Les critiques souvent émises à l'encontre de l'immigration moins qualifiée reposent sur une idée fausse, celle d'une "pénurie de travail", une notion réductrice qui présuppose qu'il y a une quantité fixe de travail disponible. En réalité, l'immigration génère de nouveaux emplois grâce à la consommation accrue des immigrants, à la demande pour des services spécifiques tels que l'entretien des pelouses ou les soins à domicile, ainsi qu'à la baisse des coûts de biens et services pour les natifs, stimulant ainsi la production et la création d'emplois supplémentaires. Ce phénomène est particulièrement vrai pour les secteurs où le travail des immigrants est complémentaire à celui des travailleurs natifs, comme dans les soins aux enfants et aux personnes âgées.

Cela ne signifie pas pour autant que l'immigration ne comporte aucun défi.
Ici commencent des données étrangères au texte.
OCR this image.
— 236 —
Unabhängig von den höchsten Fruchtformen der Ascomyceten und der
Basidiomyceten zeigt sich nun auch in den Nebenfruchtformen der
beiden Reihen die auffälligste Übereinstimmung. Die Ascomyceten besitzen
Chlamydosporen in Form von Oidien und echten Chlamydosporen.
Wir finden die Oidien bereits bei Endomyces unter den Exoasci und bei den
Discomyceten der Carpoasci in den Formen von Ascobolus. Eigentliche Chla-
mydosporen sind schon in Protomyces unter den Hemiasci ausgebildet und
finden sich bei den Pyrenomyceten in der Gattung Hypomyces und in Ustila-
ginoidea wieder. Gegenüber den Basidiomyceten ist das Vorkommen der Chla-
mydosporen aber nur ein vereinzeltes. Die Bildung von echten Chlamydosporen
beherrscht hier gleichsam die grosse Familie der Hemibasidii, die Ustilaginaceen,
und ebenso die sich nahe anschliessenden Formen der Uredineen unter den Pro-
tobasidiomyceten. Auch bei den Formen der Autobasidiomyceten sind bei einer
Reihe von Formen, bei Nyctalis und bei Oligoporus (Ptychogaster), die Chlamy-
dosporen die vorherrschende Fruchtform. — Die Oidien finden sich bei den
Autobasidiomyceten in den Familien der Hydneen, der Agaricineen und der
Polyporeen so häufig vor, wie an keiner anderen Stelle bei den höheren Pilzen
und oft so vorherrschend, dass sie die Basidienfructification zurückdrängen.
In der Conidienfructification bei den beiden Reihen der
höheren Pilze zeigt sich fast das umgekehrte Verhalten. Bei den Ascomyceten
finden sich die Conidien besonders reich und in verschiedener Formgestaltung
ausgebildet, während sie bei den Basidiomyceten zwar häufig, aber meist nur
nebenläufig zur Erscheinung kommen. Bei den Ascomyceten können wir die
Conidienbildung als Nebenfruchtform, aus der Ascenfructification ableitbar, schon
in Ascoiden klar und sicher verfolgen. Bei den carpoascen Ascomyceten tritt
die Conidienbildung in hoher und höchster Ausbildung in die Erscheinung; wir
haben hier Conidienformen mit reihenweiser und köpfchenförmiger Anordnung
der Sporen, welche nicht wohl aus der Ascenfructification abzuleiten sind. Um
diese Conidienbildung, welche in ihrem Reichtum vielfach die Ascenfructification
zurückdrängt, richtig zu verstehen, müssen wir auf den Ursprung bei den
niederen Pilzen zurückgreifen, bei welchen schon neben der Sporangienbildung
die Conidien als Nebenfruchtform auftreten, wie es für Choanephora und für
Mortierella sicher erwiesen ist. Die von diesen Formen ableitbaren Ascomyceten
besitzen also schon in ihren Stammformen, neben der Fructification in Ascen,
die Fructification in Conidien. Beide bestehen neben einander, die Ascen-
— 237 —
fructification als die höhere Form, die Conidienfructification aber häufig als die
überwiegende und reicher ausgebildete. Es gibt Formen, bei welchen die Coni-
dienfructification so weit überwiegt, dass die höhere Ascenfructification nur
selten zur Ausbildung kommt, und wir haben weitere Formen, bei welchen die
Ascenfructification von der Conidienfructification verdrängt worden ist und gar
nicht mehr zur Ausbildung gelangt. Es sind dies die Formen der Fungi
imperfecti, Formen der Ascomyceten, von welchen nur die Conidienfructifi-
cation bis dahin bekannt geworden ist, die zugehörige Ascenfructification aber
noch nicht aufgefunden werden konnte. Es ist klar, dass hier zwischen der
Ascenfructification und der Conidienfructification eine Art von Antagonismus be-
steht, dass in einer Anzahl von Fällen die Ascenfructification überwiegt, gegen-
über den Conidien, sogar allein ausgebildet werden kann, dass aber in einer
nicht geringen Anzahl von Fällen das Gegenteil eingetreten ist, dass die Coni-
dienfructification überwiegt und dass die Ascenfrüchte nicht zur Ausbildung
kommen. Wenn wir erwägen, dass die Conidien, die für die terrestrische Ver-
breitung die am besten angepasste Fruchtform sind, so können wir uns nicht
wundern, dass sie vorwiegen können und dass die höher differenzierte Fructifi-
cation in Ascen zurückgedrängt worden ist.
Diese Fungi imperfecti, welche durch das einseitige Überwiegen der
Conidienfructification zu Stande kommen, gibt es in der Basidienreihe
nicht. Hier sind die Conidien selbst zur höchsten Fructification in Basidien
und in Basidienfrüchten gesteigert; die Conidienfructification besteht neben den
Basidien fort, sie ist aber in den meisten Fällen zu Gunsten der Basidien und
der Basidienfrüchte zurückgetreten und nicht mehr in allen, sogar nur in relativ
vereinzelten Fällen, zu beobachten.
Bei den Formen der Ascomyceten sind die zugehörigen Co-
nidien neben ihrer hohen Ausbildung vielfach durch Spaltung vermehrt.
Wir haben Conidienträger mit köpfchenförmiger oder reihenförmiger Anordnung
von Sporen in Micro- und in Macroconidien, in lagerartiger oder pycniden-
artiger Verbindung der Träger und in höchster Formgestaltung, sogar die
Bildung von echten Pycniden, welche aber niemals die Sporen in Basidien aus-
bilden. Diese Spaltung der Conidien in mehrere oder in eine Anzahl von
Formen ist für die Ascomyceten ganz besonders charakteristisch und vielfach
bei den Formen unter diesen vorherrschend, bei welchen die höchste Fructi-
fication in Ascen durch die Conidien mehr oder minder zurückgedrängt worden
En particulier, les travailleurs peu qualifiés, qu'ils soient natifs ou immigrés, peuvent se trouver confrontés à une concurrence accrue, notamment en période de récession ou lorsque des migrants non autorisés arrivent sur le marché du travail. Toutefois, cette concurrence est souvent exagérée, car elle ne prend pas en compte les effets indirects de l'immigration sur l'ensemble de l'économie, tels que l'augmentation de la productivité globale et la création de nouveaux postes dans d'autres secteurs.

Une distinction importante doit être faite entre les types d'immigrants et les secteurs où ils sont employés. Les immigrants hautement qualifiés, par exemple, semblent avoir un effet bénéfique global sur l'économie en stimulant la croissance et l'innovation. En revanche, les immigrants moins qualifiés, en particulier ceux en situation irrégulière, peuvent exercer une pression à la baisse sur les salaires et les perspectives d'emploi de certains travailleurs natifs peu qualifiés, en particulier ceux qui n'ont pas terminé leurs études secondaires. Mais ces effets sont généralement faibles et compensés par les autres avantages économiques générés par l'immigration.

Les études se sont montrées assez unanimes sur le fait que l'immigration mexicaine, bien que composée en grande partie de travailleurs moins qualifiés, n'a pas de conséquences désastreuses pour le marché du travail américain. Au contraire, elle semble compléter le travail des natifs et des immigrés légaux, augmentant la productivité générale du pays et créant une croissance supplémentaire dans divers secteurs économiques. L'impact économique positif de l'immigration est donc largement sous-estimé dans les débats publics, et il est crucial de remettre en question les idées reçues concernant la concurrence pour l'emploi.

Cela étant dit, il est important de souligner que l'immigration mexicaine a des conséquences démographiques et sociales à long terme. L'un des aspects les plus significatifs de cette migration est son rôle dans le vieillissement de la population américaine et dans l'adaptation de la main-d'œuvre aux besoins croissants des secteurs de soins et de services. L'immigration a en effet permis de maintenir une force de travail jeune et dynamique dans un contexte de baisse de la natalité. L'impact des migrations internationales est donc aussi essentiel à comprendre dans une perspective globale de changement démographique et de réformes économiques, qui devront nécessairement s'ajuster pour intégrer ces dynamiques de manière plus structurée et équitable.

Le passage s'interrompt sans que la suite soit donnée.